The commission session was twice interrupted briefly by protesters. One man, holding an American flag, stood up and shouted, "I'm walking out." He was escorted from the room by police.

While it is customary for commission staff to read their report aloud, this one was augmented by snippets of tape recordings made that day as well as graphics demonstrating the flight paths of the four hijacked plans.

A particularly haunting transmission came from the cockpit of American Airlines Flight 11, which took off from Boston and was the first plane to strike the World Trade Center. A person believed to be Mohamed Atta, the alleged ringleader of the 19 hijackers, who piloted the plane, is heard saying to passengers: "We have some planes. Just stay quiet and you'll be OK. We are returning to the airport."

Later, Atta tells the passengers, "If you try to make any moves, you'll endanger yourself and the airplane."

The report largely blamed inadequate emergency procedures that contemplated more time to react to a traditional hijacking rather than a suicide hijacking.
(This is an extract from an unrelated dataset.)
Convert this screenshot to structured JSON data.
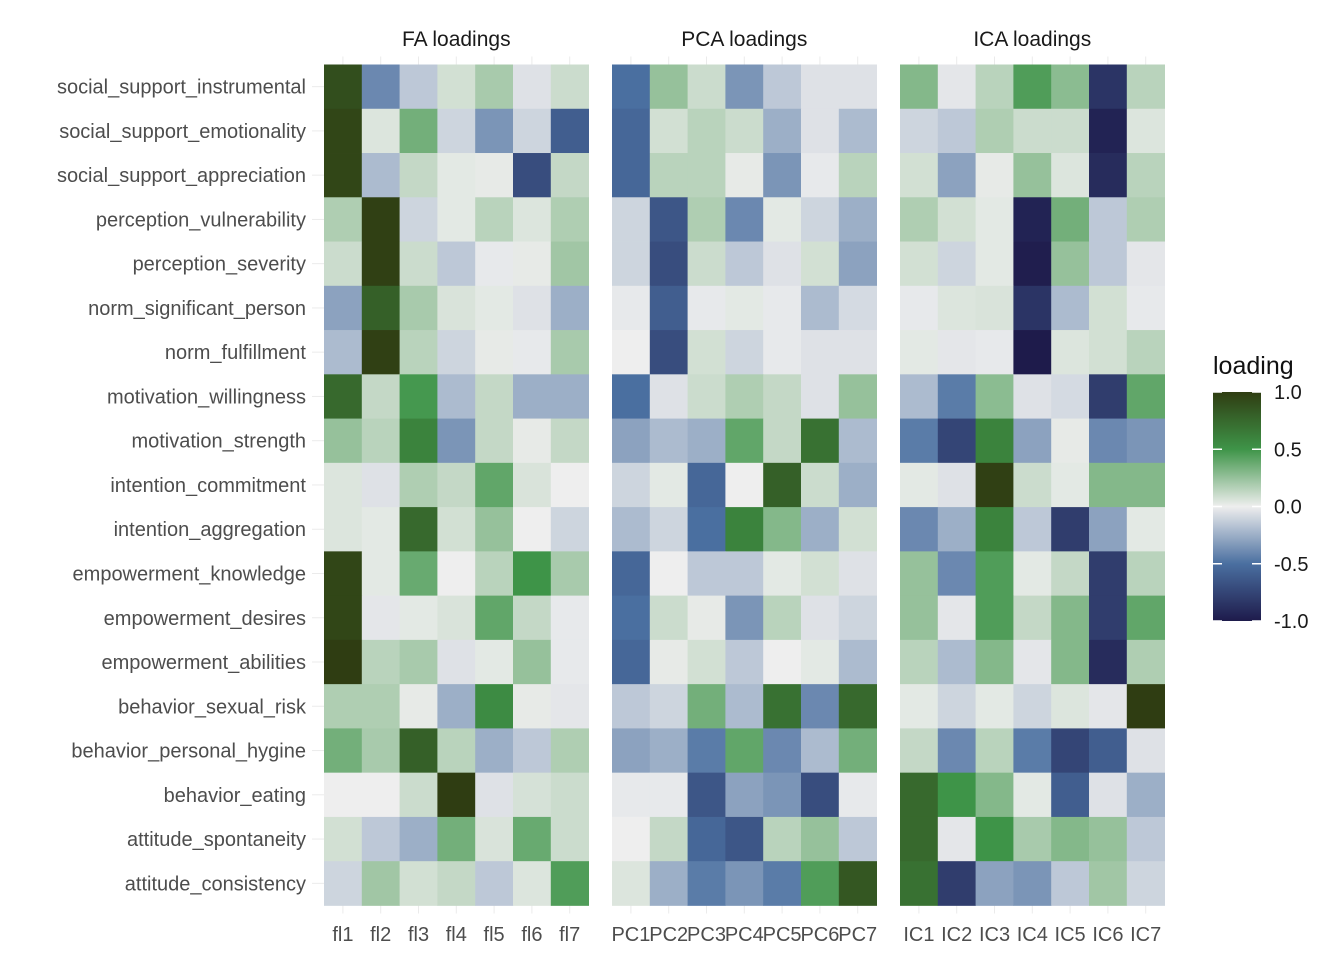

In many cases, the panel praised the actions of government personnel forced to make split-second decisions. In the hours just after the attacks occurred, nearly 4,500 planes in the air had to be landed as quickly as possible. To do that, air traffic controllers first had to reroute about a quarter of them - juggling 50 times the usual number of planes rerouted each hour.

"We do not believe that an accurate understanding of the events of that morning reflects discredit on the operational personnel," the report said.

The report issued said air traffic controllers realized at 8:24 a.m. on Sept. 11 that Flight 11 was being hijacked, but lost several minutes notifying layers of command - according to protocol - before contacting NORAD. The plane crashed at 8:46 a.m.

Controllers, meanwhile, didn't realize American Airlines Flight 77 - which took off from Dulles Airport outside Washington - might be hijacked when it mysteriously started veering off course at 8:54 a.m. The plane then traveled undetected for 36 minutes toward Washington, due in part to a radar glitch.

The confusion meant only an unarmed military cargo plane could be diverted to track the plane. The plane located Flight 77 but could do nothing as the commercial jetliner crashed into the Pentagon.

The commission is winding down its 1 1/2-year investigation after interviewing more than 1,000 witnesses, including Bush, and reviewing more than 2 million documents.